Tesla Gigafactory 4: Who Has More To Lose?

No sooner had the jubilation over the news that the European Tesla Gigafactory will be built in Germany faded away than open and hidden resistance began to form.

The open resistance has manifested itself over the past few days in demonstrations where the factory opponents are worried about the water and the forest on the land where Gigafactory is to be built. Native bats are also to be resettled in the commercial forest. The locals are not only afraid of impending interference with nature, but also that the idyll in their area will be over. Some residents are worried about the traffic, which will cause more than ten thousand employees in the final stage, others fear a possible increase in crime(!).

The trade unions are also already sharpening their knives and preparing for “troubles“. For example, the labor union IG Metall mocked the fact that the job advertisements for the Gigafactory were also written in Polish. After all, the Polish border is only 60 kilometers away, so it seems a natural catchment area for qualified workers. But the trade union is already painting the devil of wage dumping on the wall, despite the fact that the EU is imposing some rules on it and citizens of other EU countries must not be discriminated against.

The supporters of the factory are also gathering. A sometimes larger number of supporters also turned up at each demonstration. For the time being, however, the area is partially cordoned off due to unexploded ordinances from the Second World War.

Less public, but all the more effective, stalling resistance from politics and administration could have an impact on the completion of the Gigafactory. Economics Minister Jörg Steinbach (SPD) bluntly threatened in an interview: “I am quite happy that we do not have the overall responsibility for this, but that Tesla is also the architect of his own fortune” and “Tesla must submit the documents so completely and in such high quality that they can be checked as quickly as possible”.

Such comments signal not only to Tesla, who is in command here, but also internally to his own bureaucracy that someone is probably being set up to get the ball rolling. Although the minister believes that the Gigafactory can be ready in one and a half to two years, he also refers to the EU subsidies that have been used to lure Tesla. In general, the timetable for opening the factory in 2021 is “ambitious”, according to the authorities.

Signaling

And because we are talking about signaling: the construction of the Tesla Gigafactory is being closely monitored internationally. In Shanghai, for example, only 357 days have passed between the ground-breaking ceremony for the Tesla Gigafactory 3 and delivery of the first vehicles. Just how quickly things are generally being tackled in China can be seen with the outbreak of the Corona virus. In Wuhan, two hospitals for 1,000 patients are currently being built in less than a few days.
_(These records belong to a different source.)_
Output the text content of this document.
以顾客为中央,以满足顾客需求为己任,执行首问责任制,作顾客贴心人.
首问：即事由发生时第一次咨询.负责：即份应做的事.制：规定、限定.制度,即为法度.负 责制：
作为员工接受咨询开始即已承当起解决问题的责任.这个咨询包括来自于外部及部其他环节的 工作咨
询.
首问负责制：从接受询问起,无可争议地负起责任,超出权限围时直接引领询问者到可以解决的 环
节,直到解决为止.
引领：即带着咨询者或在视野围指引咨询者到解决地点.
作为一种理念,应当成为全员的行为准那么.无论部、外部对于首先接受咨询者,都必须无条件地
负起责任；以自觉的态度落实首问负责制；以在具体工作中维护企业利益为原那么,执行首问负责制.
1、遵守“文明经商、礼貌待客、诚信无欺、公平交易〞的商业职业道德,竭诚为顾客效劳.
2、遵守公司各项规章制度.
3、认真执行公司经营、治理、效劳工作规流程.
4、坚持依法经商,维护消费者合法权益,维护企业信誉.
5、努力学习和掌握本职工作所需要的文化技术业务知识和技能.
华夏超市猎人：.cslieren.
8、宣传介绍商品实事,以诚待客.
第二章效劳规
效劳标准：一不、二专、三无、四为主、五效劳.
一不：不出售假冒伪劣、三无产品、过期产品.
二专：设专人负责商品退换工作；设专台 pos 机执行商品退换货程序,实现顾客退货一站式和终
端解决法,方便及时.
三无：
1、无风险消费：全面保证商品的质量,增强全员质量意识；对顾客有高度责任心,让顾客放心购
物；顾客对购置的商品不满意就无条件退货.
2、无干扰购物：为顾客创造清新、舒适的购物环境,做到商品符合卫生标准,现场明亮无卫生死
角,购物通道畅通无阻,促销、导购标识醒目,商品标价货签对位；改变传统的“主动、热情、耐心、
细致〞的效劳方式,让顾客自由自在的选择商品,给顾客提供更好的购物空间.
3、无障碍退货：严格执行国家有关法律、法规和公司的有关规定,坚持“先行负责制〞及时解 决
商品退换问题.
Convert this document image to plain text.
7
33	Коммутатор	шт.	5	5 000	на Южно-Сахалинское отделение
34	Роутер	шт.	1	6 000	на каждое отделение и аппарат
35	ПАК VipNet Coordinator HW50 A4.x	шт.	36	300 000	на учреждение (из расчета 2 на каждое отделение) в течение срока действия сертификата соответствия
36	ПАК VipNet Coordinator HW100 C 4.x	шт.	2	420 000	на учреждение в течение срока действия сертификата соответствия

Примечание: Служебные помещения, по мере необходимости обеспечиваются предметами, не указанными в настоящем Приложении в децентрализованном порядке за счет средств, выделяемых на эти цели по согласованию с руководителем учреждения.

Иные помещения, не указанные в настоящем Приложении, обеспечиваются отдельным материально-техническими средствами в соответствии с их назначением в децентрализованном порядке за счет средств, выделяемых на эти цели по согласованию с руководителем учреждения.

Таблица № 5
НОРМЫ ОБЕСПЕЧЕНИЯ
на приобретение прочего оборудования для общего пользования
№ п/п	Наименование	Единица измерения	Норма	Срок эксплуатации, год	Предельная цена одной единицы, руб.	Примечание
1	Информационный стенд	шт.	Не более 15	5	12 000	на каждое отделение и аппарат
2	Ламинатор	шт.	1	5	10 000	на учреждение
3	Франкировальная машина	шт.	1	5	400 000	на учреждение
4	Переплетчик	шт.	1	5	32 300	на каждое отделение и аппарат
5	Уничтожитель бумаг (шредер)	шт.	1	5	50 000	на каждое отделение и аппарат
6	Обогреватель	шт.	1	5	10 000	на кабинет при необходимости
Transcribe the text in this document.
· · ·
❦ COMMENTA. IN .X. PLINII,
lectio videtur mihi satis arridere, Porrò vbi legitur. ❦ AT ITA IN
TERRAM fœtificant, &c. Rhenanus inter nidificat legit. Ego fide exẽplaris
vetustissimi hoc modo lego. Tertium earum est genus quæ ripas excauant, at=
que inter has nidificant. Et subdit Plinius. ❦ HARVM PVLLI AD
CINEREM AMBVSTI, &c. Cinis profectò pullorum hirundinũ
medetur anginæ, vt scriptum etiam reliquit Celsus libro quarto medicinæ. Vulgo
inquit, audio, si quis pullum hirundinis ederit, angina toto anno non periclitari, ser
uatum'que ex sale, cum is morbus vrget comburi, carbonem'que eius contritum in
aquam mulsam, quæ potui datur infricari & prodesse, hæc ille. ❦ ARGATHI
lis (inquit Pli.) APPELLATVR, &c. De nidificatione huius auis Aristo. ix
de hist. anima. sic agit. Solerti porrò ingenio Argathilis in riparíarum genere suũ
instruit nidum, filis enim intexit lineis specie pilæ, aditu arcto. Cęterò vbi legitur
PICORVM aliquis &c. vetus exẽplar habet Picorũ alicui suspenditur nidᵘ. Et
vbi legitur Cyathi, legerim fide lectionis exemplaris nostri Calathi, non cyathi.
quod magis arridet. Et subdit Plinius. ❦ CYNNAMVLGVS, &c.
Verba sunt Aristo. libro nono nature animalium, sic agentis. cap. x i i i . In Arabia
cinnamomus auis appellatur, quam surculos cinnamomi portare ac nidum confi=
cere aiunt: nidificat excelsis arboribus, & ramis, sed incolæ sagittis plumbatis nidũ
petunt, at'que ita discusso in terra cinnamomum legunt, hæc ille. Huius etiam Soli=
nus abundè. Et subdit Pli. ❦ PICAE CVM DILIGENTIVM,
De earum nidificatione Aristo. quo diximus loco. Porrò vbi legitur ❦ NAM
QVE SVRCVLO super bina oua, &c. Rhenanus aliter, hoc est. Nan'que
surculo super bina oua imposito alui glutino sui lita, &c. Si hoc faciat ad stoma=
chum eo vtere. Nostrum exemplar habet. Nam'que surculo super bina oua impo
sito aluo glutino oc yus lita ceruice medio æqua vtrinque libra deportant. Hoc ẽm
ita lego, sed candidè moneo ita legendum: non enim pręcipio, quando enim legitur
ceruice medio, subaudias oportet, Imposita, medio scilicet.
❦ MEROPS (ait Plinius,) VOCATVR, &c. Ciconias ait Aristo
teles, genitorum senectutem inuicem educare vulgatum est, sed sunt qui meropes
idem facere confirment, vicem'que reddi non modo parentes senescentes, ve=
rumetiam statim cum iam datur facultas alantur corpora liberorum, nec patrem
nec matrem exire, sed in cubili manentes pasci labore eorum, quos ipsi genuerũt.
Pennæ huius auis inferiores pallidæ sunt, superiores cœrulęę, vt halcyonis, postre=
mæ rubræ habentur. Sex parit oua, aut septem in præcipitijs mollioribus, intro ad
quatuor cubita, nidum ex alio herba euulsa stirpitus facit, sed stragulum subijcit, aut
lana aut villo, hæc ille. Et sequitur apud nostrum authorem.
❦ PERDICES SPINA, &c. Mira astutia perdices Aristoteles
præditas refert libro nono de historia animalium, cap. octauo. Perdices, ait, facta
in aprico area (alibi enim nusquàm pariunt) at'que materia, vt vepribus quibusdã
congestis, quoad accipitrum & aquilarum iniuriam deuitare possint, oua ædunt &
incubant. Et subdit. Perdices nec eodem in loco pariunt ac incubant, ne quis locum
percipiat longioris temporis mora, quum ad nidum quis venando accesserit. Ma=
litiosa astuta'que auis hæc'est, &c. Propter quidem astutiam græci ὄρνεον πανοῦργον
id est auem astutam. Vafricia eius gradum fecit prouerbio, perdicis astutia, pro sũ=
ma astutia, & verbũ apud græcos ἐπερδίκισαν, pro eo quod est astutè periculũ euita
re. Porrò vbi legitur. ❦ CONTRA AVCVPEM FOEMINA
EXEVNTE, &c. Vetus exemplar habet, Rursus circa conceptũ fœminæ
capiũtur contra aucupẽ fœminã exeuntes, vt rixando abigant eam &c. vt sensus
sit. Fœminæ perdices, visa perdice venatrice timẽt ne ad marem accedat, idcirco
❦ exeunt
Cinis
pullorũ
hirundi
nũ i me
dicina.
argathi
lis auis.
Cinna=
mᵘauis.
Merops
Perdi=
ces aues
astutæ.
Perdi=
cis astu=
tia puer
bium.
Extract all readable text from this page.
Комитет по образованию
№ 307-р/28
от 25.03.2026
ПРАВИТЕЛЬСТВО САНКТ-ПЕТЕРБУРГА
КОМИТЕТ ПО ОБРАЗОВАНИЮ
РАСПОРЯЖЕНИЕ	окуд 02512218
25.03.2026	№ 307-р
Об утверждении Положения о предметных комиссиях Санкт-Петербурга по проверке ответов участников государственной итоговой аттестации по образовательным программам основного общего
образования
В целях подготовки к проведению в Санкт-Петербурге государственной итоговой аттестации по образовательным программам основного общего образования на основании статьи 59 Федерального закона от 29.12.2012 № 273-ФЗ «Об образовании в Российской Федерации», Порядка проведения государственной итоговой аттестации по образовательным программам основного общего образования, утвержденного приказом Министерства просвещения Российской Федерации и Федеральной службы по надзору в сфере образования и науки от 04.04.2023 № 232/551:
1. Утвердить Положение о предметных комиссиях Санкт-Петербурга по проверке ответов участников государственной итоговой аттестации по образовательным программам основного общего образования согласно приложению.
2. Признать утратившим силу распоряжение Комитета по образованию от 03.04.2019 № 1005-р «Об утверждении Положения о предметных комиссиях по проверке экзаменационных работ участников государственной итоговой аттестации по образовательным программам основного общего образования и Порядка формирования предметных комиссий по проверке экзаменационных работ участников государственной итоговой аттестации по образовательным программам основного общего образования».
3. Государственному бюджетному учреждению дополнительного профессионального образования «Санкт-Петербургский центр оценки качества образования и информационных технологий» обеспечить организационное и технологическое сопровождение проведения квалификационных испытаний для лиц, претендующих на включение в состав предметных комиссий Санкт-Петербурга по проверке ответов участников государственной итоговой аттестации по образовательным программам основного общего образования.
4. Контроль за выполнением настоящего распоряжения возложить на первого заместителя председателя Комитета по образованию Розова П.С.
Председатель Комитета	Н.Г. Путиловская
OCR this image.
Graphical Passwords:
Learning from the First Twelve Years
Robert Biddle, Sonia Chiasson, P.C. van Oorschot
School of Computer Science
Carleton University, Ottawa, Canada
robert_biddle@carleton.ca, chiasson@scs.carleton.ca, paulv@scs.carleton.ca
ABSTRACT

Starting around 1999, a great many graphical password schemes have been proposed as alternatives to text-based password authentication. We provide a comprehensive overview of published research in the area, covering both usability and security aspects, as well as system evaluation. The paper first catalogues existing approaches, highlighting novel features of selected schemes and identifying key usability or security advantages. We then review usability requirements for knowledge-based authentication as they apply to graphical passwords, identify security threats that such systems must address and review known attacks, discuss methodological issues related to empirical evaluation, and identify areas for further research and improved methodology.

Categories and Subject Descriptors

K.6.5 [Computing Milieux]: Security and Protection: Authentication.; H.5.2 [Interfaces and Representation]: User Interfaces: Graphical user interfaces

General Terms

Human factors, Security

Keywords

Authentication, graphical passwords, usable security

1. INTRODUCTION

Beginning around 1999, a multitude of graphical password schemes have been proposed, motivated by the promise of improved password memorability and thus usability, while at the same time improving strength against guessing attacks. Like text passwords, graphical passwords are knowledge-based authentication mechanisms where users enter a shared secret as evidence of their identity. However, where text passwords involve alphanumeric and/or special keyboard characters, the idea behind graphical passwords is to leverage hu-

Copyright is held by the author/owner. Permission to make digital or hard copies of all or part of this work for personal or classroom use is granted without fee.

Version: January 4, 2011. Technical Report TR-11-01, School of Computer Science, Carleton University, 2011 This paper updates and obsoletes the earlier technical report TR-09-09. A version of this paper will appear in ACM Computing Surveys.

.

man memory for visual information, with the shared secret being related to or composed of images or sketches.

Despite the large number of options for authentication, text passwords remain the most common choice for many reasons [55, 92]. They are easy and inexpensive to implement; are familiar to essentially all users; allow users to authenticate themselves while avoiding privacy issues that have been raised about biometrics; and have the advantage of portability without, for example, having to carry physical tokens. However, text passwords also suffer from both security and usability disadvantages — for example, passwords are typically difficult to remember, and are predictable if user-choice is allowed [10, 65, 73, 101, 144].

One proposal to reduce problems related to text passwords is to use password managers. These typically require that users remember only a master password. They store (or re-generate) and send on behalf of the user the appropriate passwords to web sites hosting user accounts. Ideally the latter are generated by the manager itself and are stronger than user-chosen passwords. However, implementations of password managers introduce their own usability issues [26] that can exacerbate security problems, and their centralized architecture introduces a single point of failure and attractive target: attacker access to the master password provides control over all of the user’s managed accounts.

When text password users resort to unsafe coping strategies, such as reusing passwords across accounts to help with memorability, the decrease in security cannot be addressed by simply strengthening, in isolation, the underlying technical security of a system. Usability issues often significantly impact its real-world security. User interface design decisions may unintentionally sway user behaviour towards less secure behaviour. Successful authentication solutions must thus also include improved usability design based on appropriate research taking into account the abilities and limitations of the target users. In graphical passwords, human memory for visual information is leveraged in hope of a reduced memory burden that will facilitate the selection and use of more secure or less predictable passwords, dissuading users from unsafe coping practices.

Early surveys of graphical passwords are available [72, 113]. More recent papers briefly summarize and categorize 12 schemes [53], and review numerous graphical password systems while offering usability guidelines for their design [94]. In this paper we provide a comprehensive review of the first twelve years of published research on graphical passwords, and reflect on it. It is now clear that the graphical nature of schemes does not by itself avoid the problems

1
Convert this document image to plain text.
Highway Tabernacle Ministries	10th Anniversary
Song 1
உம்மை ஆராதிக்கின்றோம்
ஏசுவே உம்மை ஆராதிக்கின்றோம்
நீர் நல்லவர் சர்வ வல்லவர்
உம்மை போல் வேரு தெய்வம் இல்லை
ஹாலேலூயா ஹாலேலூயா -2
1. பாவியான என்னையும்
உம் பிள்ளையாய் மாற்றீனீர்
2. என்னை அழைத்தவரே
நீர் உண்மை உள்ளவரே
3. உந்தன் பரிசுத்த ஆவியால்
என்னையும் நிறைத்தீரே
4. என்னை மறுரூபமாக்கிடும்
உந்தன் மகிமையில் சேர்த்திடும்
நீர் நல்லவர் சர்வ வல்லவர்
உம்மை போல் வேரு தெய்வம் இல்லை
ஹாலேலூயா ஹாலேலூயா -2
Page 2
Other regions are also prepared to help companies build factories in a very short time. Californian electric car manufacturer Lucid Motors, for example, expects that the first cars will roll out of its factory, which was started in early December 2019, before the end of 2020.

In contrast, Berlin Airport (BER) is the counterpart, which is already considered an international laughing stock. After 15 years of planning, construction began in 2005 with 2011 as the then planned completion date. But by 2020 the airport is still not open. Other major projects, such as Stuttgart 21, the lack of power lines or broadband Internet access, which is unworthy of an industrial nation, are prominent examples of if not absolute failure, then at least of the great crunch in the gears of German bureaucracy, politics and business.

In this respect, the Gigafactory 4 is probably the last chance for Germany to prove the opposite to everyone. Is Germany still capable of completing larger projects within an internationally usual time schedule, or not? The pride in its own laws, which emphasize environmental protection, citizen participation and data protection in this way, is increasingly being used as a tool against any change.

Not Tesla, however, will be in a bad position if there are delays in the construction of Gigafactory 4. The international public will almost certainly blame Germany’s politics and administration. The company has proven that Tesla can do it with Gigafactory 3 in Shanghai. If a timetable twice as long cannot be met in Germany, then the public will not see Tesla in accountability, but Germany.

In other words: Germany has the most to lose, not Tesla. The signal effect to the outside world will be devastating. Germany is already losing more and more ground in digital technology, and no one will want to set up a production facility in the country if even a prominent player like Tesla cannot manage it. Nobody in the country can want German impotence and incompetence to dominate the external image of major projects.

But what will be bitter is this: If Tesla is successful and opens the factory in 2021 as announced, then the success will be credited to Tesla. Not Brandenburg or Germany will be celebrated internationally, but Tesla. Brandenburg – and thus Germany – will at least no longer be seen as a hindrance. At least a small profit. The reputation that Germany can do must first be earned again. And we have to want it.

Plan B?

Another question that arises is whether Tesla has a plan B in case of emergency? What if the targeted completion is not only delayed by a few months from 2021 to spring 2022, but it appears that it will be delayed a year or more? Can Tesla abandon the project and move to another location instead? There are plenty of plots on offer, every country and region in Europe has offered locations and generous subsidies.

But perhaps it doesn’t matter at this point in time, and if the share price continues as it has in recent months, Tesla may by then have acquired a competitor like Daimler or BMW and is rebuilding their factories for its electric vehicle purposes.

This article was also published in German.